The good part of the solution is that Paul and Barnabas (later Silas) could continue with their apostolic work to the Gentiles. That aspect seems brilliant. Others (notably Peter) worked among the Jews. A clear division of work – maybe a compromise, but I think God loves to compromise, and when we do, when it is set in a redemptive / eschatological framework. The division was not absolute with some overlap in the middle; the relationships probably remained somewhat strained but they seemed to hold together, or at least make room for some interaction down the line. So good that what is recorded is not perfect… redemption is a bridge to what is here with an eye on what is eschatological – what is not yet here.
There have been those who argue that the Jerusalem Council cut the ties to the root of the plant, opening a separation between Jew and Gentile, and that the Council should in some way be reversed. Maybe though it did not go far enough? That is always the problem with compromises when they are understood as the conclusion rather than a step along the way.
The real separation (my little thought) is not at the Jerusalem Council, for I actually think it did not go far enough, but in the post-New Testament work among the Gentiles, with the adaptation of the earthy Jewish Gospel for an other-worldly Platonic gospel.
For me Acts 15 was a healthy compromise, not the finished product; post-New Testament then accelerated the divide.
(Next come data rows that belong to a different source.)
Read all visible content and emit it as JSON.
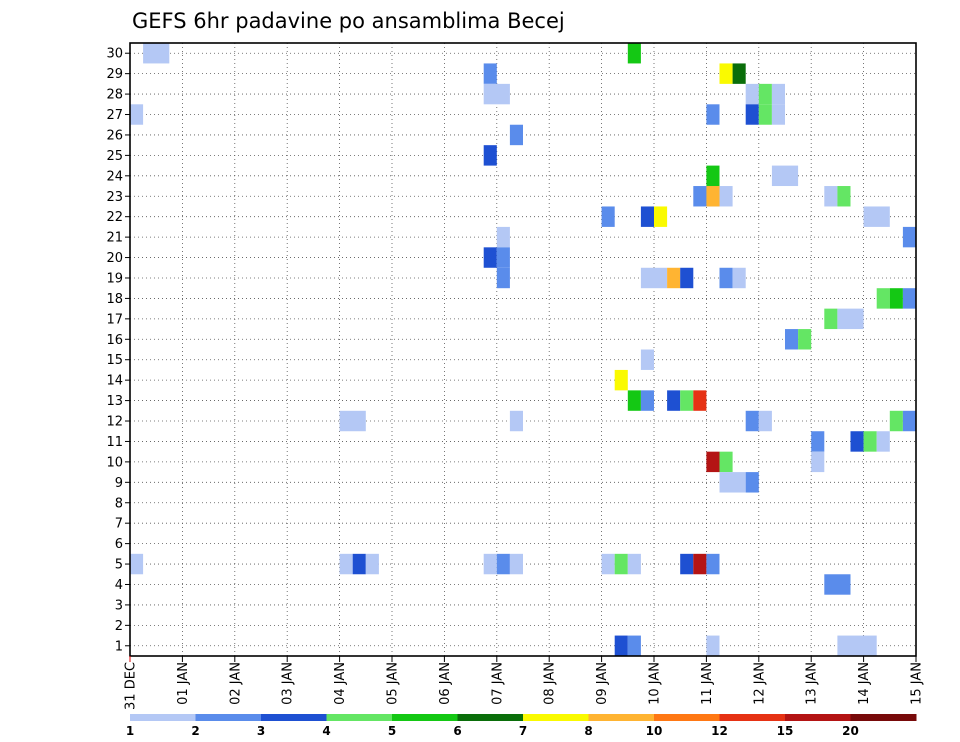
{
  "chart_data": {
    "type": "heatmap",
    "title": "GEFS 6hr padavine po ansamblima Becej",
    "x_tick_labels": [
      "31 DEC",
      "01 JAN",
      "02 JAN",
      "03 JAN",
      "04 JAN",
      "05 JAN",
      "06 JAN",
      "07 JAN",
      "08 JAN",
      "09 JAN",
      "10 JAN",
      "11 JAN",
      "12 JAN",
      "13 JAN",
      "14 JAN",
      "15 JAN"
    ],
    "y_tick_labels": [
      "1",
      "2",
      "3",
      "4",
      "5",
      "6",
      "7",
      "8",
      "9",
      "10",
      "11",
      "12",
      "13",
      "14",
      "15",
      "16",
      "17",
      "18",
      "19",
      "20",
      "21",
      "22",
      "23",
      "24",
      "25",
      "26",
      "27",
      "28",
      "29",
      "30"
    ],
    "xlim": [
      0,
      15
    ],
    "ylim": [
      0.5,
      30.5
    ],
    "x_unit": "days since 31 DEC",
    "grid": true,
    "colorbar": {
      "labels": [
        "1",
        "2",
        "3",
        "4",
        "5",
        "6",
        "7",
        "8",
        "10",
        "12",
        "15",
        "20"
      ],
      "colors": [
        "#b4c8f5",
        "#5a8ceb",
        "#1e50d2",
        "#64e664",
        "#14c814",
        "#0a6e0a",
        "#fafa00",
        "#ffb432",
        "#ff7814",
        "#e63214",
        "#b41414",
        "#780a0a"
      ]
    },
    "cells": [
      {
        "member": 30,
        "t": 0.375,
        "level": "#b4c8f5",
        "span": 2
      },
      {
        "member": 30,
        "t": 9.625,
        "level": "#14c814"
      },
      {
        "member": 29,
        "t": 6.875,
        "level": "#5a8ceb"
      },
      {
        "member": 29,
        "t": 11.375,
        "level": "#fafa00"
      },
      {
        "member": 29,
        "t": 11.625,
        "level": "#0a6e0a"
      },
      {
        "member": 28,
        "t": 6.875,
        "level": "#b4c8f5",
        "span": 2
      },
      {
        "member": 28,
        "t": 11.875,
        "level": "#b4c8f5"
      },
      {
        "member": 28,
        "t": 12.125,
        "level": "#64e664"
      },
      {
        "member": 28,
        "t": 12.375,
        "level": "#b4c8f5"
      },
      {
        "member": 27,
        "t": 0.125,
        "level": "#b4c8f5"
      },
      {
        "member": 27,
        "t": 11.125,
        "level": "#5a8ceb"
      },
      {
        "member": 27,
        "t": 11.875,
        "level": "#1e50d2"
      },
      {
        "member": 27,
        "t": 12.125,
        "level": "#64e664"
      },
      {
        "member": 27,
        "t": 12.375,
        "level": "#b4c8f5"
      },
      {
        "member": 26,
        "t": 7.375,
        "level": "#5a8ceb"
      },
      {
        "member": 25,
        "t": 6.875,
        "level": "#1e50d2"
      },
      {
        "member": 24,
        "t": 11.125,
        "level": "#14c814"
      },
      {
        "member": 24,
        "t": 12.375,
        "level": "#b4c8f5",
        "span": 2
      },
      {
        "member": 23,
        "t": 10.875,
        "level": "#5a8ceb",
        "span": 2
      },
      {
        "member": 23,
        "t": 11.125,
        "level": "#ffb432"
      },
      {
        "member": 23,
        "t": 11.375,
        "level": "#b4c8f5"
      },
      {
        "member": 23,
        "t": 13.375,
        "level": "#b4c8f5"
      },
      {
        "member": 23,
        "t": 13.625,
        "level": "#64e664"
      },
      {
        "member": 22,
        "t": 9.125,
        "level": "#5a8ceb"
      },
      {
        "member": 22,
        "t": 9.875,
        "level": "#1e50d2"
      },
      {
        "member": 22,
        "t": 10.125,
        "level": "#fafa00"
      },
      {
        "member": 22,
        "t": 14.125,
        "level": "#b4c8f5",
        "span": 2
      },
      {
        "member": 21,
        "t": 7.125,
        "level": "#b4c8f5"
      },
      {
        "member": 21,
        "t": 14.875,
        "level": "#5a8ceb"
      },
      {
        "member": 20,
        "t": 6.875,
        "level": "#1e50d2"
      },
      {
        "member": 20,
        "t": 7.125,
        "level": "#5a8ceb"
      },
      {
        "member": 19,
        "t": 7.125,
        "level": "#5a8ceb"
      },
      {
        "member": 19,
        "t": 9.875,
        "level": "#b4c8f5",
        "span": 2
      },
      {
        "member": 19,
        "t": 10.375,
        "level": "#ffb432"
      },
      {
        "member": 19,
        "t": 10.625,
        "level": "#1e50d2"
      },
      {
        "member": 19,
        "t": 11.375,
        "level": "#5a8ceb"
      },
      {
        "member": 19,
        "t": 11.625,
        "level": "#b4c8f5"
      },
      {
        "member": 18,
        "t": 14.375,
        "level": "#64e664"
      },
      {
        "member": 18,
        "t": 14.625,
        "level": "#14c814"
      },
      {
        "member": 18,
        "t": 14.875,
        "level": "#5a8ceb"
      },
      {
        "member": 17,
        "t": 13.375,
        "level": "#64e664"
      },
      {
        "member": 17,
        "t": 13.625,
        "level": "#b4c8f5",
        "span": 2
      },
      {
        "member": 16,
        "t": 12.625,
        "level": "#5a8ceb"
      },
      {
        "member": 16,
        "t": 12.875,
        "level": "#64e664"
      },
      {
        "member": 15,
        "t": 9.875,
        "level": "#b4c8f5"
      },
      {
        "member": 14,
        "t": 9.375,
        "level": "#fafa00"
      },
      {
        "member": 13,
        "t": 9.625,
        "level": "#14c814"
      },
      {
        "member": 13,
        "t": 9.875,
        "level": "#5a8ceb"
      },
      {
        "member": 13,
        "t": 10.375,
        "level": "#1e50d2"
      },
      {
        "member": 13,
        "t": 10.625,
        "level": "#64e664"
      },
      {
        "member": 13,
        "t": 10.875,
        "level": "#e63214"
      },
      {
        "member": 12,
        "t": 4.125,
        "level": "#b4c8f5",
        "span": 2
      },
      {
        "member": 12,
        "t": 7.375,
        "level": "#b4c8f5"
      },
      {
        "member": 12,
        "t": 11.875,
        "level": "#5a8ceb"
      },
      {
        "member": 12,
        "t": 12.125,
        "level": "#b4c8f5"
      },
      {
        "member": 12,
        "t": 14.625,
        "level": "#64e664"
      },
      {
        "member": 12,
        "t": 14.875,
        "level": "#5a8ceb"
      },
      {
        "member": 11,
        "t": 13.125,
        "level": "#5a8ceb"
      },
      {
        "member": 11,
        "t": 13.875,
        "level": "#1e50d2"
      },
      {
        "member": 11,
        "t": 14.125,
        "level": "#64e664"
      },
      {
        "member": 11,
        "t": 14.375,
        "level": "#b4c8f5"
      },
      {
        "member": 10,
        "t": 11.125,
        "level": "#b41414"
      },
      {
        "member": 10,
        "t": 11.375,
        "level": "#64e664"
      },
      {
        "member": 10,
        "t": 13.125,
        "level": "#b4c8f5"
      },
      {
        "member": 9,
        "t": 11.375,
        "level": "#b4c8f5",
        "span": 2
      },
      {
        "member": 9,
        "t": 11.875,
        "level": "#5a8ceb"
      },
      {
        "member": 5,
        "t": 0.125,
        "level": "#b4c8f5"
      },
      {
        "member": 5,
        "t": 4.125,
        "level": "#b4c8f5"
      },
      {
        "member": 5,
        "t": 4.375,
        "level": "#1e50d2"
      },
      {
        "member": 5,
        "t": 4.625,
        "level": "#b4c8f5"
      },
      {
        "member": 5,
        "t": 6.875,
        "level": "#b4c8f5"
      },
      {
        "member": 5,
        "t": 7.125,
        "level": "#5a8ceb"
      },
      {
        "member": 5,
        "t": 7.375,
        "level": "#b4c8f5"
      },
      {
        "member": 5,
        "t": 9.125,
        "level": "#b4c8f5"
      },
      {
        "member": 5,
        "t": 9.375,
        "level": "#64e664"
      },
      {
        "member": 5,
        "t": 9.625,
        "level": "#b4c8f5"
      },
      {
        "member": 5,
        "t": 10.625,
        "level": "#1e50d2"
      },
      {
        "member": 5,
        "t": 10.875,
        "level": "#b41414"
      },
      {
        "member": 5,
        "t": 11.125,
        "level": "#5a8ceb"
      },
      {
        "member": 4,
        "t": 13.375,
        "level": "#5a8ceb",
        "span": 2
      },
      {
        "member": 1,
        "t": 9.375,
        "level": "#1e50d2"
      },
      {
        "member": 1,
        "t": 9.625,
        "level": "#5a8ceb"
      },
      {
        "member": 1,
        "t": 11.125,
        "level": "#b4c8f5"
      },
      {
        "member": 1,
        "t": 13.625,
        "level": "#b4c8f5",
        "span": 3
      }
    ]
  }
}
For those reasons I think the current perspective of Jesus as the Jewish prophet, the true Israel gives us real hope. It de-hellenises the Gospel so it is no longer about ‘going to heaven’ but about transformation of here (hence the need for a belief in the resurrection), and it pulls us back from a Zionism that looks for some restoration of the land (promised land? but Abraham was not promised the land according to Paul…) Maybe the gap can be closed, but until there will be compromises.